Ses clients, des hommes d'affaires cravatés aux lunettes de soleil cerclées de métal doré, souvent engoncés dans des costumes gris clair ou beiges, débarquaient chez lui au beau milieu de l'après-midi comme des drogués en manque. Les oiseaux chantaient, les acquéreurs se souvenaient des courses en sandales dans les aiguilles de pin, des brassées de cyclamens et des lactaires roses, ils se déboutonnaient, buvaient de la citronnade et, le chant déterminant la valeur d'un oiseau sur un autre, les prix s'échelonnaient. Hocine vivait bien. un jour, le jeune héritier d'une firme pétrolière échangea sa voiture, une 205 GTI, contre le dernier chardonneret de Baïnem qu'il ait jamais tenu entre ses mains, coup d'éclat qui fonda la légende de l'éleveur par ailleurs stoïque : l'oiseau valait bien ça, plus fabuleux que le djinn des contes ou l'esprit de la lampe merveilleuse, ce n'était pas seulement un oiseau, mais une forêt menacée, et la mer qui la borde, et tout ce qui les peuples, la partie pour le tout, la Création soi-même, c'était l'enfance.

Après le concert, commencèrent les palabres. Lequel aimes-tu ? Hocine interrogea Thomas - il lui parlait tour près du visage. Ousmane regardait son ami, amusé, se délectait de la situation.

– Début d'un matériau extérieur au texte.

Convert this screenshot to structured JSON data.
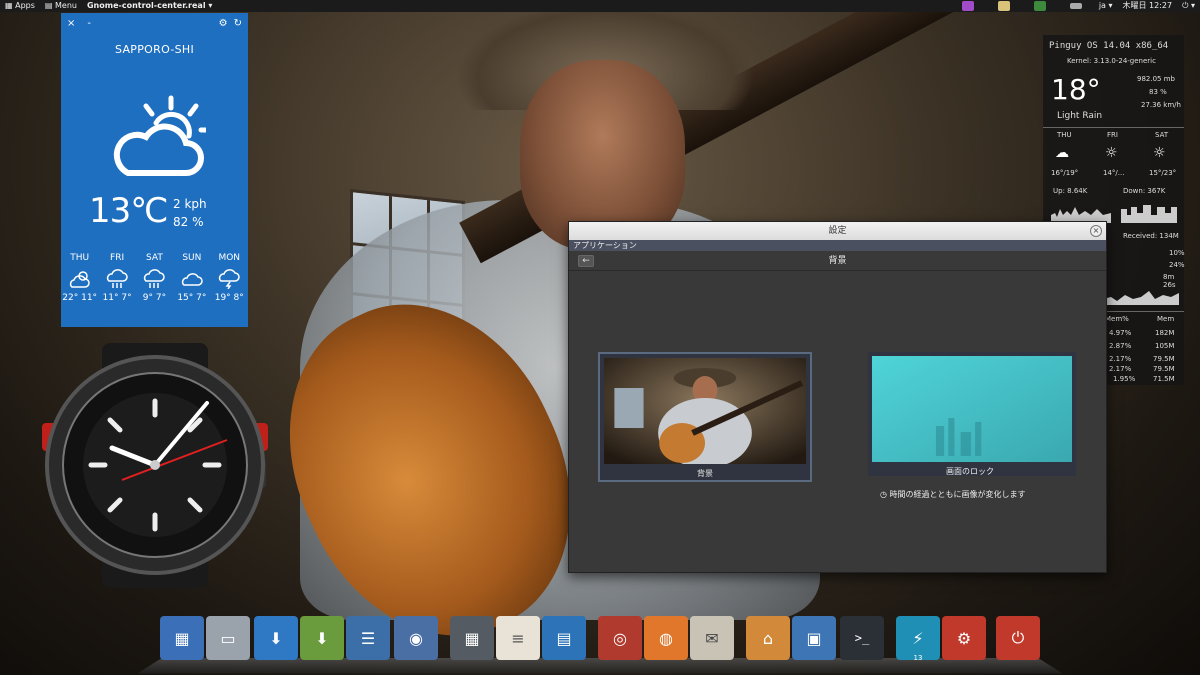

Lequel aimes-tu, dis-le, n'aie crainte, moi je les aime tous ! Thomas pointa une cage - à l'intérieur la bestiole cessa de se balancer. Hocine jeta un coup d’œil à Ousmane et hocha la tête. Ils échangèrent quelques mots en arabe. Ousmane se mit à rire. Thomas se crut joué, il recula d'un pas, en arrière des cages. Le silence se dilata dans la pièce, la main de Thomas glissa dans sa poche, ses doigts fouillèrent le mouchoir. Il piétinait ostensiblement, n'osant dire on y va. Hocine lui annonça le prix de l'oiseau qu'il avait désigné. Ousmane précisa doucement, c'est oiseau de Collo, frênes, ormes, eucalyptus, il est jeune, tu vas pouvoir l'élever, lui apprendre, c'est un oiseau de mon village. Thomas, émerveillé soudain, caressa le dos de la bestiole à travers les barreaux de la cage, réfléchit longuement, puis déroula le rouleau de billets - j'espère que tu as eu ta commission, dit-il à Ousmane en redescendant les escaliers.